How to Avoid Fashion Faux Pas When Visiting Europe in 2013

Visiting Europe is a once in a lifetime opportunity for many. The way you dress determines how you are viewed by locals and other tourists, and can have a definite effect on the experience. Dressing for success is not just for the workplace; for all of history people have known that fashion and taste indicate much about a person. Remember a few simple rules of dress for your European vacation and avoid a fashion faux pas.

Bermuda Chic Hasn’t Arrived Sandals, flip-flops, or whatever you want to call them are not in vogue. A classy gladiator heel is acceptable for a night out, but walking around daily you are unlikely to see anyone wearing super shorts and flip-flops. Tourists are the exception to this rule, and many locals agree that it is the easiest way to spot a visitor. Tourists from the U.S.A. are accustomed to wearing sandals and shorts whenever weather permits, but European citizens tend to dress up a bit more even for day-to-day activities. The newest look in Europe is to wear a classy but casual suit jacket with nice designer jeans in the summer. Try out this new look if you’re headed to Europe this summer. Also try out the suit shorts with a suit coat. This style is emerging all over Europe. Try it not to stand out.

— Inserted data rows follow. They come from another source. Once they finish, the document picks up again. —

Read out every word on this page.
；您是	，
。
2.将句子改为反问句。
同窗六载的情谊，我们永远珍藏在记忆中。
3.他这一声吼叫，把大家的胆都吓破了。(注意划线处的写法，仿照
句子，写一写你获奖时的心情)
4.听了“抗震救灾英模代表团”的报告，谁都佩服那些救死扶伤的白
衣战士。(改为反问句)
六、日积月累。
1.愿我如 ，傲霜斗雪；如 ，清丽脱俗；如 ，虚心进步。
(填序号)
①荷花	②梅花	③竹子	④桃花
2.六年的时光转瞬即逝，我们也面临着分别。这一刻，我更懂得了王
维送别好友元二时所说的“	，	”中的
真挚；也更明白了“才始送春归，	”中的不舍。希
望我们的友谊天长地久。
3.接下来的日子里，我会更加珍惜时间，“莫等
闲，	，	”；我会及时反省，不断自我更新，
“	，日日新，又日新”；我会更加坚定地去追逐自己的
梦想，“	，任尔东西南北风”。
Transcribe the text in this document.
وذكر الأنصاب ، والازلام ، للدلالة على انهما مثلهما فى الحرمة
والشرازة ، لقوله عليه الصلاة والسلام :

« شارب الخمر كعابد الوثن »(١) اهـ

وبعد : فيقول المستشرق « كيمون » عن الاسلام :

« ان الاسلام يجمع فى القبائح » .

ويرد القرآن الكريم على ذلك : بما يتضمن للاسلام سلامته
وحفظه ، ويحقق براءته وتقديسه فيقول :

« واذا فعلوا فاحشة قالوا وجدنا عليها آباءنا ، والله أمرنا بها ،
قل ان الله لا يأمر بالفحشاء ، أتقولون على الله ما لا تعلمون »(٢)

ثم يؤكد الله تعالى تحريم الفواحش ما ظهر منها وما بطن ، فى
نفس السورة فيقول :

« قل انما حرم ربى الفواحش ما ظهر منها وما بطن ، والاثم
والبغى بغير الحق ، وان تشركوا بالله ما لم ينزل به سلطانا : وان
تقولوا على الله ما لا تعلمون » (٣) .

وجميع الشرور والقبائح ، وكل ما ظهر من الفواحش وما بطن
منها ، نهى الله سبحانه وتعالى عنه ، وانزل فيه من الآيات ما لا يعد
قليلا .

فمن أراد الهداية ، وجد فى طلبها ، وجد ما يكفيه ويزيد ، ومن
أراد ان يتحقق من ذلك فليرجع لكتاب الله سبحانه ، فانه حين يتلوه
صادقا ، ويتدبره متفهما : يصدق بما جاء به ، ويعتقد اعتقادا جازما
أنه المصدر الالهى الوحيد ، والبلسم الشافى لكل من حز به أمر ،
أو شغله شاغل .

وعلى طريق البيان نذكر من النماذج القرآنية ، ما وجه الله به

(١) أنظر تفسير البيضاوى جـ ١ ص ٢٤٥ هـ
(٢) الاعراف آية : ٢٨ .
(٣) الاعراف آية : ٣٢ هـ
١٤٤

Keep Catholicism in Mind Any visit to Europe will inevitably include some Catholic monument or other. The Duomo’s in Italy or Cathedrals in France, big or small, have a dress code. Sleeves, long pants, good shoes, and high necklines cover most of the usual problems, but make sure to remember a little extra decorum when seeing a religious site. Short skirts, even skirts which may not be considered “short” in your home country, can become an issue with entrance guards at major historical sites.

Sleeves are Mandatory Along with Bermuda shorts and flip-flops, tank tops, wife beaters, and camisoles are never seen in public without an over-shirt. The European countries may be less puritan about their beaches, but showing too much skin on the streets is considered gauche. Bare shoulders and low necklines are another way to spot tourists, so if you want to blend in keep your skin to yourself. Can men’s tees look any cooler? Not in Europe. Make sure the shirt you are wearing is stylish and has sleeves. Do some shopping or at least looking around at department stores in Europe to find out how to fit in with their changing, modern styles.

Flags don’t Really Fly for many this goes without saying, but leave the nationalism in your own nation. There is no point to covering your attire with flags or other patriotic insignia. Doing so sends a not-so-subtle message of superiority and unwillingness to adapt to a new culture. At best, it makes tourists stand out. At worst, it seems rude and ethnocentric. This extends to “I heart NYC” or similar city-specific swag. Remember that most people you see on the street can in fact read and speak English.